[Enclosure]
Dr. Sun Yat-sen
to President Harding
Your Excellency: I have just issued a
Manifesto to the Friendly Nations13 but I am impelled, on behalf of my countrymen,
to make a particular appeal to Your Excellency, for the reason that
we regard America as the Mother of Democracy, and the champion of
liberalism and righteousness, whose disinterested friendship and
support of China in her hour of distress has been demonstrated to us
more than once. China is now in the most critical time of her
existence. Whether democracy triumphs or fails much depends upon the
decision of America. This time we look again to America to support
righteousness and help uphold the will of the Chinese people.
As I have shown in my Manifesto to the Friendly Nations, the
so-called Northern and Southern war in China is not a war between
the different sections of the country, but a national struggle
between militarism and democracy and between treason and patriotism.

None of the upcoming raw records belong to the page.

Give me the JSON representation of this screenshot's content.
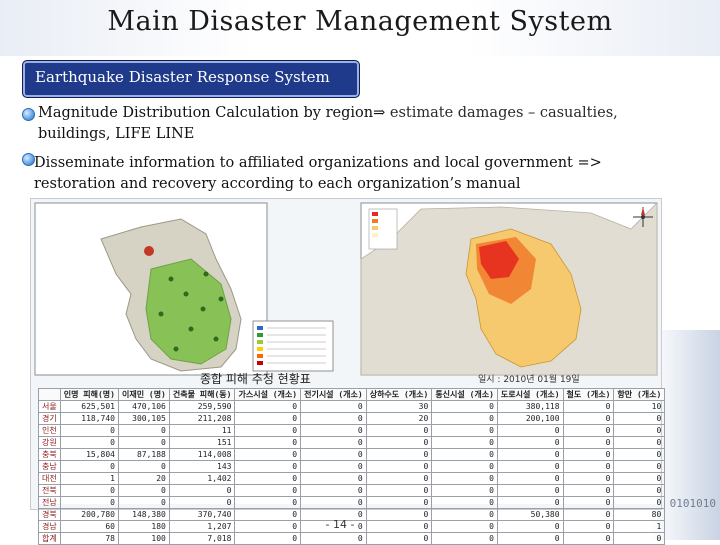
{
  "slide": {
    "title": "Main Disaster Management System",
    "badge_label": "Earthquake Disaster Response System",
    "bullets": [
      {
        "line1": "Magnitude Distribution Calculation by region",
        "arrow": "⇒",
        "line1_rest": " estimate damages – casualties,",
        "line2": "buildings, LIFE LINE"
      },
      {
        "line1": " Disseminate information to affiliated organizations and local government =>",
        "line2": "restoration and recovery according to each organization’s manual"
      }
    ],
    "page_number": "- 14 -",
    "side_keys": "0101010"
  },
  "composite": {
    "map_left_label": "",
    "table_title": "종합  피해  추정  현황표",
    "table_date": "일시 : 2010년 01월 19일",
    "table": {
      "headers": [
        "",
        "인명\n피해(명)",
        "이재민\n(명)",
        "건축물\n피해(동)",
        "가스시설\n(개소)",
        "전기시설\n(개소)",
        "상하수도\n(개소)",
        "통신시설\n(개소)",
        "도로시설\n(개소)",
        "철도\n(개소)",
        "항만\n(개소)"
      ],
      "rows": [
        [
          "서울",
          "625,501",
          "470,106",
          "259,590",
          "0",
          "0",
          "30",
          "0",
          "380,118",
          "0",
          "10"
        ],
        [
          "경기",
          "118,740",
          "300,105",
          "211,208",
          "0",
          "0",
          "20",
          "0",
          "200,100",
          "0",
          "0"
        ],
        [
          "인천",
          "0",
          "0",
          "11",
          "0",
          "0",
          "0",
          "0",
          "0",
          "0",
          "0"
        ],
        [
          "강원",
          "0",
          "0",
          "151",
          "0",
          "0",
          "0",
          "0",
          "0",
          "0",
          "0"
        ],
        [
          "충북",
          "15,804",
          "87,188",
          "114,008",
          "0",
          "0",
          "0",
          "0",
          "0",
          "0",
          "0"
        ],
        [
          "충남",
          "0",
          "0",
          "143",
          "0",
          "0",
          "0",
          "0",
          "0",
          "0",
          "0"
        ],
        [
          "대전",
          "1",
          "20",
          "1,402",
          "0",
          "0",
          "0",
          "0",
          "0",
          "0",
          "0"
        ],
        [
          "전북",
          "0",
          "0",
          "0",
          "0",
          "0",
          "0",
          "0",
          "0",
          "0",
          "0"
        ],
        [
          "전남",
          "0",
          "0",
          "0",
          "0",
          "0",
          "0",
          "0",
          "0",
          "0",
          "0"
        ],
        [
          "경북",
          "200,780",
          "148,380",
          "370,740",
          "0",
          "0",
          "0",
          "0",
          "50,380",
          "0",
          "80"
        ],
        [
          "경남",
          "60",
          "180",
          "1,207",
          "0",
          "0",
          "0",
          "0",
          "0",
          "0",
          "1"
        ],
        [
          "합계",
          "78",
          "100",
          "7,018",
          "0",
          "0",
          "0",
          "0",
          "0",
          "0",
          "0"
        ]
      ]
    }
  },
  "colors": {
    "badge_bg": "#1f3a8a",
    "map_sea": "#ffffff",
    "land_gray": "#d6d2c4",
    "land_green": "#7bc043",
    "intensity_high": "#e52b1f",
    "intensity_mid": "#f07a2a",
    "intensity_low": "#f6c96e"
  },
  "icons": [
    "bullet-dot-icon",
    "compass-icon"
  ]
}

That the people in the North are sympathetic and are working in
cooperation with the South has been demonstrated by the fact that
they have spontaneously organized demonstrations and boycotts in
order to fight against the foreign oppressor who supports those
traitors.
When at the end of the Great War, the Powers advised us to cease
fighting and bring about the unification of the country, the South
complied by meeting the North at a Conference in Shanghai. The South
was ready, for the sake of early restoration of peace, to yield in
practically everything on one condition, namely that the Peking
Government should repudiate all the secret treaties and, in
particular, the Twenty-One Demands of Japan, which were contracted
after the illegal dissolution of Parliament, and which was merely
the bait offered by the Emperor Yuan Shi Kai for the recognition of
his abortive empire. But this simple and just demand of the South
was rejected. The South being unwilling to sacrifice national
independence for a nominal unification, the Peace Conference came to
a deadlock, and the state of war continued.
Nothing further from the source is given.